Setelah pintu dibuka, mereka bertiga masuk ke dalam aula penginapan yang dingin. Ji Zhen tidak membuang waktu untuk berbasa-basi. Ia langsung melangkah menuju tangga kayu, tujuannya hanya satu: kamarnya sendiri. Namun, saat kakinya baru menapak di anak tangga pertama, suara Huiqing menghentikannya.
“J-Ji Zhen… .”
Pemuda itu berhenti, namun ia tidak memutar tubuhnya, hanya berdiri diam di sana.
“Yun Xia… dia memutuskan untuk melanjutkan pernikahannya minggu depan,” ujar Huiqing dengan lirih. Jarinya bermain-main ragu pada ujung lengan bajunya. “Keluarganya memaksanya, dan dia merasa tidak punya pilihan lain.”
Mendengar itu, Ji Zhen terdiam selama beberapa detik. Suasana di aula itu menjadi sangat berat. “Hanya itu?” tanya Ji Zhen tanpa nada emosi sedikit pun.

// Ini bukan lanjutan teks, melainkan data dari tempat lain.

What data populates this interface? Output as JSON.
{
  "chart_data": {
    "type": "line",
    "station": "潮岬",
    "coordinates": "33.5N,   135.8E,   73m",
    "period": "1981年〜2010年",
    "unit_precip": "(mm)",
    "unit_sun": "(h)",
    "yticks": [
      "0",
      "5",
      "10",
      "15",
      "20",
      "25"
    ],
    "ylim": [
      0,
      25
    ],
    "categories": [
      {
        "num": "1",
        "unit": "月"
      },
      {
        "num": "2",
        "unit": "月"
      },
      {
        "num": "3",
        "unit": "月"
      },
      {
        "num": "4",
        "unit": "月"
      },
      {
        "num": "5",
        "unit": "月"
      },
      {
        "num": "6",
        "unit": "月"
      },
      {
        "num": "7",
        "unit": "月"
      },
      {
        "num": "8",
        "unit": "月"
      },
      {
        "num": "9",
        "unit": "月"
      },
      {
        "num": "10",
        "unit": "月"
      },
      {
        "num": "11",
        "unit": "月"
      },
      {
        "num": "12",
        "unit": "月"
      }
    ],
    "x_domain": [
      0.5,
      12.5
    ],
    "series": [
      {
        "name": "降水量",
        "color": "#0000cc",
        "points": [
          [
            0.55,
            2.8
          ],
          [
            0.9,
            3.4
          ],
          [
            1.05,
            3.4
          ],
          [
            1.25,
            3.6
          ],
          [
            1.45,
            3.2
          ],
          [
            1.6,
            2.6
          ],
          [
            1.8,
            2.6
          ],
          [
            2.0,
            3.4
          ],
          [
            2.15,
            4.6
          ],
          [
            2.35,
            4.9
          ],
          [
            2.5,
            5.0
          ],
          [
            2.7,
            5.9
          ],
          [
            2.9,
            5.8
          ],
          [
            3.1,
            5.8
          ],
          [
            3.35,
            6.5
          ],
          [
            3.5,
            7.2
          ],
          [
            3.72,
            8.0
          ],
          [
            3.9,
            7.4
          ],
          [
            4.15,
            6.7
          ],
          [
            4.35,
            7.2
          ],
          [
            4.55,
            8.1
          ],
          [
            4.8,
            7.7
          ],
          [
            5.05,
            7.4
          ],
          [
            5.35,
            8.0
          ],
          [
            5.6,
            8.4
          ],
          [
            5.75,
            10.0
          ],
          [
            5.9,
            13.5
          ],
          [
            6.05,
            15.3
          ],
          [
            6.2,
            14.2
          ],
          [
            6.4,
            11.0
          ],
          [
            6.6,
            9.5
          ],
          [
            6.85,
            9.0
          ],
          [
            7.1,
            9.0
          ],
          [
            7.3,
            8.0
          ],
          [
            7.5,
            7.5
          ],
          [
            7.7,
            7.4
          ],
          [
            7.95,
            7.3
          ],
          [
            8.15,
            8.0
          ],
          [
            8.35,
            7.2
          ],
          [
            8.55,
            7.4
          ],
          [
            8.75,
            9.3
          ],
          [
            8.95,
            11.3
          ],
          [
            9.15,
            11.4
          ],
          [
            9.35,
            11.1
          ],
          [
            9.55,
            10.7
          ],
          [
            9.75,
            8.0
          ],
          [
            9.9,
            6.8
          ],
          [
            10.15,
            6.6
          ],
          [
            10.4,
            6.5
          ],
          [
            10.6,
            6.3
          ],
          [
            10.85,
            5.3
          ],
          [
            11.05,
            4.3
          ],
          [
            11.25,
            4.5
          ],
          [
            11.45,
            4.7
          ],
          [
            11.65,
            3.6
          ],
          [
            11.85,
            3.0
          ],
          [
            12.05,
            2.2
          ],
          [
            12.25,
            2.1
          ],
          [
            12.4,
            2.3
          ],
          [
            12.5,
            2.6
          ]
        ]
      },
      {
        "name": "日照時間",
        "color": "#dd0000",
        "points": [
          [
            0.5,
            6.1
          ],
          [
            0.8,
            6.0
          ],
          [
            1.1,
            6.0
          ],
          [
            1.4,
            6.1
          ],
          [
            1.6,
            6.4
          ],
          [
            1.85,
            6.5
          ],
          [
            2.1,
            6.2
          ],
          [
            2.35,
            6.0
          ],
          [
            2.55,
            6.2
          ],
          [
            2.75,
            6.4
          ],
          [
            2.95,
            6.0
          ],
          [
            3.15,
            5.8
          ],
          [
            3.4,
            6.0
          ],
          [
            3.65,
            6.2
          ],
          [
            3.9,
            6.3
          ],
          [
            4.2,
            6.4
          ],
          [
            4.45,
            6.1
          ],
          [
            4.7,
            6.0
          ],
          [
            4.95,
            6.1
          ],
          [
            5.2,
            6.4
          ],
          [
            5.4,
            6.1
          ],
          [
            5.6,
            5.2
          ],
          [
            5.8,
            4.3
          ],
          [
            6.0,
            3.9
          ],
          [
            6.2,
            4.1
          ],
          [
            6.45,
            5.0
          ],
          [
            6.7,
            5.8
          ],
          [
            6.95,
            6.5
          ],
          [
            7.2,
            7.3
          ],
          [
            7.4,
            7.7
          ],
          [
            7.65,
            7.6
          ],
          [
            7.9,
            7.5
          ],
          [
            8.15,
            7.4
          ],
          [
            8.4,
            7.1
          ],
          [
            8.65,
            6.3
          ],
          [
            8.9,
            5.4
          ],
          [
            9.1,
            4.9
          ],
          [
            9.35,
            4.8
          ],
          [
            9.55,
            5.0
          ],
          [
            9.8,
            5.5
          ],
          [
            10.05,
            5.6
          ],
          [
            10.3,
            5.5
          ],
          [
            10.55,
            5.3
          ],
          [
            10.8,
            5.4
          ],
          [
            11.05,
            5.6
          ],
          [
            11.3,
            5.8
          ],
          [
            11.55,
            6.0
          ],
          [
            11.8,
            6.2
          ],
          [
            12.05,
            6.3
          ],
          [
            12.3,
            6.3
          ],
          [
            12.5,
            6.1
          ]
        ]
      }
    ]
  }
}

Huiqing menelan ludah, sedikit kaget dengan reaksi dingin tuannya. “I-iya. Dia memohon agar kita tidak mencampuri urusannya lagi.”
Ji Zhen kembali menaiki tangga tanpa menoleh. “Jika dia memang memilih pernikahan itu, maka biarlah. Aku tidak punya waktu untuk mengurus drama keluarga orang lain. Aku juga punya urusan sendiri yang jauh lebih penting.”
Ia berhenti sejenak di tengah tangga, suaranya terdengar datar namun menuntut. “Huiqing, buatkan teh hangat dan siapkan sebotol air untukku. Bawa ke kamar sekarang.”
Ji Zhen melangkah masuk ke kamarnya dan menutup pintu dengan suara berderit. Ia tidak peduli pada air mata yang mungkin hampir jatuh dari mata Yun Xia ataupun kegelisahan Yang Huiqing.